举例来说,在获取到初始训练样本之后,可以对初始训练样本中的样本图像进行图像遮挡处理或者图像裁剪处理,得到不包含完整上半身肢体的样本图像。此时,被遮挡或者被裁剪的肢体部位未包含在该处理之后的样本图像中。然而,该被遮挡或者被裁剪的肢体部位是待训练网络模型所需要进行检测的肢体部位。因此,需要对初始训练样本中该样本图像的初始训练标签进行修正,修正过程为:将初始训练标签中被遮挡或者被裁剪的肢体部位所对应的肢体特征点(肢体特征点)的初始训练标签修改为第二初始训练标签,以通过该第二初始训练标签表征肢体特征点为未包含目标样本图像中的监督类特征点。
上述实施方式中,通过上述所描述的初始训练标签的修正方式,可以使初始训练样本可以同时用于多个不同的检测任务,进而通过节省数据标注成本的方式降低神经网络的训练成本。

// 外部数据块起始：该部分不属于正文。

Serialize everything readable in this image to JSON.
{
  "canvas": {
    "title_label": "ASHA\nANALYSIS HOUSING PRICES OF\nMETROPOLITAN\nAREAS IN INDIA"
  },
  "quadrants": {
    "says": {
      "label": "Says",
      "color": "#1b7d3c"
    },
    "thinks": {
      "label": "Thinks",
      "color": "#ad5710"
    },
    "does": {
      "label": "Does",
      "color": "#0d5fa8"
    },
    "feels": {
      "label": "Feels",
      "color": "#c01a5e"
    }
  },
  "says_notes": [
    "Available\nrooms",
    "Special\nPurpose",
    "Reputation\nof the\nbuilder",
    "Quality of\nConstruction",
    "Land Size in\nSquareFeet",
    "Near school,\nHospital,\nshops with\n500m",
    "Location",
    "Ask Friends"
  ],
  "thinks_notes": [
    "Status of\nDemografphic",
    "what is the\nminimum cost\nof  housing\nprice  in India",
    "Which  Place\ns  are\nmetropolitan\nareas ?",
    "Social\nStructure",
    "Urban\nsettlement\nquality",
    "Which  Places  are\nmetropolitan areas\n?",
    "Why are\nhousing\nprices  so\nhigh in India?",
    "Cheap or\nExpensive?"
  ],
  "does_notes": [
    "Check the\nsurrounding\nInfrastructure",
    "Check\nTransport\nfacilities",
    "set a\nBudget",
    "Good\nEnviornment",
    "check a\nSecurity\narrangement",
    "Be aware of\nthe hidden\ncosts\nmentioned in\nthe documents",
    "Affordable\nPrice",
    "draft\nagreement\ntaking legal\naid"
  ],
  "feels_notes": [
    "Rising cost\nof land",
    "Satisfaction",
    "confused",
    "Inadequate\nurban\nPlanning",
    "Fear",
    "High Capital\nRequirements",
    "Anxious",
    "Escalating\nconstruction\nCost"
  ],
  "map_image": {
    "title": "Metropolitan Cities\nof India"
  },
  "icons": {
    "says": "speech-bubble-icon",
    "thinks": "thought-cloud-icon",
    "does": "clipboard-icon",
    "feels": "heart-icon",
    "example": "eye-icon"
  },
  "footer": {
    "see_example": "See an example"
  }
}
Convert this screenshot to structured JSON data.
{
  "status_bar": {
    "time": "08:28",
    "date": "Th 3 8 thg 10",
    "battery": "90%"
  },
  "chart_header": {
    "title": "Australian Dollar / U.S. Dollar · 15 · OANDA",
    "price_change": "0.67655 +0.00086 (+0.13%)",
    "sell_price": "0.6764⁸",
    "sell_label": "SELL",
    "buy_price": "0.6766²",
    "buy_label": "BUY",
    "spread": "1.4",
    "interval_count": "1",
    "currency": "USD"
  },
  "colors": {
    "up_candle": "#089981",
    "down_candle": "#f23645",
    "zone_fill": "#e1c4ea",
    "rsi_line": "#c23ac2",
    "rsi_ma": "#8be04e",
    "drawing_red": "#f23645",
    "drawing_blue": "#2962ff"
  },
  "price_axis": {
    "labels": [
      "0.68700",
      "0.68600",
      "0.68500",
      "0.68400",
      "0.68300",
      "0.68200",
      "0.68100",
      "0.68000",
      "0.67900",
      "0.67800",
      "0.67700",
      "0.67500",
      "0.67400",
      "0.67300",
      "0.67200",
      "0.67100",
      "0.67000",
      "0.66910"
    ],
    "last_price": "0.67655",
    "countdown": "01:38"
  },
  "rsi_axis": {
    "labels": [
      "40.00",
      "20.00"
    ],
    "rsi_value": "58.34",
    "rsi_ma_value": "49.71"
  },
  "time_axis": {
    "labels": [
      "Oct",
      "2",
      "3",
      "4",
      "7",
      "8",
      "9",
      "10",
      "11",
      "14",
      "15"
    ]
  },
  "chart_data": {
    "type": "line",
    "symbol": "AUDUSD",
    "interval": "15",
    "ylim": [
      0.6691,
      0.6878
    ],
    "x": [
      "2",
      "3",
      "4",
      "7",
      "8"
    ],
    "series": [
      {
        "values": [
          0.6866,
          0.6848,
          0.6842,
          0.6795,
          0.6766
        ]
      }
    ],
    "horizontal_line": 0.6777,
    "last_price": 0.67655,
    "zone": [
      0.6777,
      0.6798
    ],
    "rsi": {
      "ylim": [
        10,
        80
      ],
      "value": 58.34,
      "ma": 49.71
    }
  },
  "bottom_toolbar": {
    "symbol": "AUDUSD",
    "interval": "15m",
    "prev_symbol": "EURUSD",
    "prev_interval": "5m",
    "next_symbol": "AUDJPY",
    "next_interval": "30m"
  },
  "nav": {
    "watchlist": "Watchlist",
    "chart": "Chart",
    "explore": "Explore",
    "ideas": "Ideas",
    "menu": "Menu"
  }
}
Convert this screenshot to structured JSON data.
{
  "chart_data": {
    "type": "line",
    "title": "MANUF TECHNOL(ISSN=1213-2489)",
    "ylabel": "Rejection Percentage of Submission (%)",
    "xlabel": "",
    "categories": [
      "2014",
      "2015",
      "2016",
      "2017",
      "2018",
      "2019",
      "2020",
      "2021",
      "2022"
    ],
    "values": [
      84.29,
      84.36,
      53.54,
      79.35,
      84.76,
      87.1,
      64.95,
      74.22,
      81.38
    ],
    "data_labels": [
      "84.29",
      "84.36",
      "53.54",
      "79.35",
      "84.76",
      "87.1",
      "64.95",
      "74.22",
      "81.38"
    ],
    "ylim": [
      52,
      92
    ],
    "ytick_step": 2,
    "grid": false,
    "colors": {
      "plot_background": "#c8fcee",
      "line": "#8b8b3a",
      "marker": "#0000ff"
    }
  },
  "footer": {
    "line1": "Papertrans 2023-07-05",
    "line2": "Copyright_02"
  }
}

进一步地,在采用本公开技术方案中确定出的修正之后的初始训练标签和目标样本图像,对待训练网络模型进行训练时,可以对未包含在图像中的部分肢体部位的肢体特征点进行预测,从而实现待检测目标的姿态识别。因此,通过本公开技术方案进行训练之后的网络模型的鲁棒性更强,且识别过程更加稳定。
在另一个可选的实施方式中,上述步骤S1053,在基于所述监督类型确定所述肢体特征点的初始训练标签满足修正条件的情况下,基于所述监督类型修正所述初始训练标签,包括如下过程:
在确定出肢体特征点的监督类型为上述类型三的情况下,将所述肢体特征点的初始训练标签修正为第一初始训练标签。
实际实施时,在根据所述监督类型确定出所述肢体特征点位于所述目标样本图像之外,且不是所述待检测部位的特征点情况下,将所述肢体特征点的初始训练标签修正为第一初始训练标签;所述第一初始训练标签用于表征该肢体特征点为位于所述目标样本图像之外的非监督类特征点。
举例来说,待训练网络模型用于对上半身人体肢体部位进行肢体检测。初始训练样本的样本图像中包含完整人体肢体(即,上半身人体肢体部位和下半身人体肢体部位)。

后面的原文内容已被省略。